One of the most exciting projects I've seen in awhile is California Is A Place, a collaboration between filmmaker Drea Cooper and photographer Zackary Canepari. It is precisely the kind of place-based journalistic effort I called for here, and the quality of what these two produce compared to the video shorts seen on cable news networks and network news magazine shows diminishes my already contemptuous estimation of America's mainstream broadcast journalism.
Awhile back, during the discussion about how CNN might be salvaged, I wrote that the network should take advantage of the fact that it operates in a visual medium by broadcasting visually compelling images, taking advantage of the many documentary filmmakers capable of producing work that evokes actual places, rather than just showing us an anchor woman on scene in front of a police station or a high school where hours earlier a teacher had sex with a student.
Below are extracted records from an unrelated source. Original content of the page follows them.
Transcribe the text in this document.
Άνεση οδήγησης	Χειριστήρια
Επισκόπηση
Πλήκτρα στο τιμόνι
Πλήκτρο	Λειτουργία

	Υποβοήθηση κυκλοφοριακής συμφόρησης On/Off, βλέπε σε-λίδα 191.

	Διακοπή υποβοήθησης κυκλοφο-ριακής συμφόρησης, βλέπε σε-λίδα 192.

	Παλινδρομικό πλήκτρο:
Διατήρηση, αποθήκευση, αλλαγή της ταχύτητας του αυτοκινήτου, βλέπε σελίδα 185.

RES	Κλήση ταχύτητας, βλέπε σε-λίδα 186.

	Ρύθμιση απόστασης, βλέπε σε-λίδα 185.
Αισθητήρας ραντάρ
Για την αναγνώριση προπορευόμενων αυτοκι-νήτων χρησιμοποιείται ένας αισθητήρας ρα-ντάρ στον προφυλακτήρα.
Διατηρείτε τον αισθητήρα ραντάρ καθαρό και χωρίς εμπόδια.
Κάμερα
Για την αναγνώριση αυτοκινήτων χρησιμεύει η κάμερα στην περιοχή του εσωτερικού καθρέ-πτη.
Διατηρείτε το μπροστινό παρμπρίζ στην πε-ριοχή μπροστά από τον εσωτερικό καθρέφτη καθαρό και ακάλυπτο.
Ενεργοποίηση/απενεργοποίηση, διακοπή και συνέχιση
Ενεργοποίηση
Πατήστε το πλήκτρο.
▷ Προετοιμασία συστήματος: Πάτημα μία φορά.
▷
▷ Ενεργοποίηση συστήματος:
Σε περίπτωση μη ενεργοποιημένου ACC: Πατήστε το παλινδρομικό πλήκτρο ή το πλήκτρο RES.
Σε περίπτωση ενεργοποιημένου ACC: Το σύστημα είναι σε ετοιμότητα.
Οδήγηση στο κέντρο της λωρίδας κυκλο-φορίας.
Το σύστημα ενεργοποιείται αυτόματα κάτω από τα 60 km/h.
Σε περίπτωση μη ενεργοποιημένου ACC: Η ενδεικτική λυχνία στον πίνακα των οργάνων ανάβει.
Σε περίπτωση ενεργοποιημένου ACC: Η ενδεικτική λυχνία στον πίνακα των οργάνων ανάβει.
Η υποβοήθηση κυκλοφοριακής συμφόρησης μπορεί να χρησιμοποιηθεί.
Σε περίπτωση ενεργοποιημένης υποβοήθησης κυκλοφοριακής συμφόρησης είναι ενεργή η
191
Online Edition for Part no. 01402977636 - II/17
Below is a case in point. Marvel at how this short film takes the viewer into a corner of Oakland they could never see on their own.
Scrapertown from California is a place. on Vimeo.
Those bikes look damned cool, especially when they all roll out into the street in parade formation. Seeing the visual is so helpful for understanding how a bike club might actually loom in the imaginations of these kids as an alternative preferable to gangs. And the kids themselves, their expressions and movements, are so endearing, inspiring and heartbreaking by turns.
Go take a look at the other videos on their site -- all of them are exceptional; the one about the used car salesman is my favorite.